One of the key ingredients needed for you to get in better shape and then stay in better shape is better meal planning.
What you eat and the quantity of it that you eat plays a HUGE role in your overall fitness. Most people eat the wrong things, to begin with – and to make that even worse they eat crazy portions that are just far too much food. That winds up making them fatter and less healthy, and just not feeling their best either.
So lets first talk about portion controls and what portions you really need to be eating.
I know that’s backwards from the “WHAT” you should be eating everyone else loves to talk about – but stick with me anyway. Here is the thing, even if you are eating what you eat even when it is the wrong things – decreasing the amounts of it is still beneficial to you immediately.
That will become even more beneficial when the quality of your food improves – but first, let work on the quantity.
How Much Food Should You Be Eating in A Day?
Just enough to fuel your body and no more.
That is the short answer, now the longer explanation. Most people eat approximately FOUR TIMES the amount of food per day as they actually need!
That means to do better they need to cut their quantity down by about 75% each meal. In other words, if that applies to you (and it probably does) look at your next plate of food. now divide your food on that plate into four equal parts – then remove three of them and eat only what remains.
Put the rest in sealed containers and back in the fridge – and now you have three more meals waiting!
Think of the grocery bill saving you are going to enjoy IF you actually apply this method.
Now before you actually do such a thing – standard disclaimer – I am not a doctor nor do I care to be one either, and that means you should consult your own health care professional of your own choice at your own expense before you do anything, if you so desire.
Your life and your responsibility.
Food Quality – Eating Better and Eating Less
Once you get your portions under control and have given your body and your mind a few weeks (maybe about 4 to 12 weeks) to adjust, then it is time to start making some serious improvements to the WHAT you are eating.

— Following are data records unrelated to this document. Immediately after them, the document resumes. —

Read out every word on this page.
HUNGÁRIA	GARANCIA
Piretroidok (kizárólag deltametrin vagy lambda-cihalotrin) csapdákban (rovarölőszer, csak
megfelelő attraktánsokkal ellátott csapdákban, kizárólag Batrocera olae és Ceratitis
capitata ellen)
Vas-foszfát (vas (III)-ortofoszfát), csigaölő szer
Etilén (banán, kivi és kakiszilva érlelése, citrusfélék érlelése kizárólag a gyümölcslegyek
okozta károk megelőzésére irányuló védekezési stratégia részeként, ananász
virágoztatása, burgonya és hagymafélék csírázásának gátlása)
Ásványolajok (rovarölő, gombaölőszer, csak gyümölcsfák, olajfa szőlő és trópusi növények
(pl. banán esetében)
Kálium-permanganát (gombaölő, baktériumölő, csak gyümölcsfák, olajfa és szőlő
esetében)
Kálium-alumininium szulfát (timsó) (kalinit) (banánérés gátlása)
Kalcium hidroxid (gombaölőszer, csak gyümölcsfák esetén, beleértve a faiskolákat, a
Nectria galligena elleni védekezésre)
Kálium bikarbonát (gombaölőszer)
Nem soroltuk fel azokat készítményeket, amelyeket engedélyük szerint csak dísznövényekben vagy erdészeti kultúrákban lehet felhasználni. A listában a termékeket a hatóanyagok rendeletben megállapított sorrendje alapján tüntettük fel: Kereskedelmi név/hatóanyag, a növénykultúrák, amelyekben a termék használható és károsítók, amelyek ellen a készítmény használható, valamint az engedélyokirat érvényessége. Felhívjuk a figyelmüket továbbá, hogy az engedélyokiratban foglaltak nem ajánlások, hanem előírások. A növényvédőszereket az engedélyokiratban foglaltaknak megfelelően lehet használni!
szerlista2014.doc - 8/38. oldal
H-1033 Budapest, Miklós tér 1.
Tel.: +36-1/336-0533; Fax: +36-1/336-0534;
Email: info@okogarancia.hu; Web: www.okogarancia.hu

First of all, make a list of anything you are currently consuming that you already know is BAD for you. You know what I mean. Soda and anything else that is full of sugar. Bread. Chemical laden fake food-like substances.
Start looking for alternatives and replacements.
Instead of drinking soda – drink water.
Instead of artificial and chemical-laden snack foods – eat a hand full of macadamia nuts or a few carrots.
If you look hard enough you will find other things you can consume that are tasty, provide the fuel you need, are affordable and available – and best of all – are far better for you than the junk you have been eating.
Differing Opinions and Values
People are funny. One will tell you to do the exact opposite of what another would have you do. So you have to do your own research, and your own thinking too.
Then once you have your information and have considered it all – you do whatever you choose to do. Just do it intentionally.
Action is what changes your life, not simply thinking about it. Thinking is a good start, but to make anything that matters actually occur there is only one path to that – take action. Believe me, when I tell you – there is no way you are going to ever manifest the body you want or any body that is better than what you currently have – except by coupling all that thinking with actually doing the things to make the changes you want. Period.
What you do first and in what order is a matter of debate. For example, some say you should focus on the quality of what you eat first (I disagree), and others, like me, say get the quantity down before your worry about changing the WHAT so much.
Either will work if you actually do the work – though you have my opinion on which I feel like is the better choice to start with. In the end, just getting it done is the most important thing, regardless of which you choose to do first.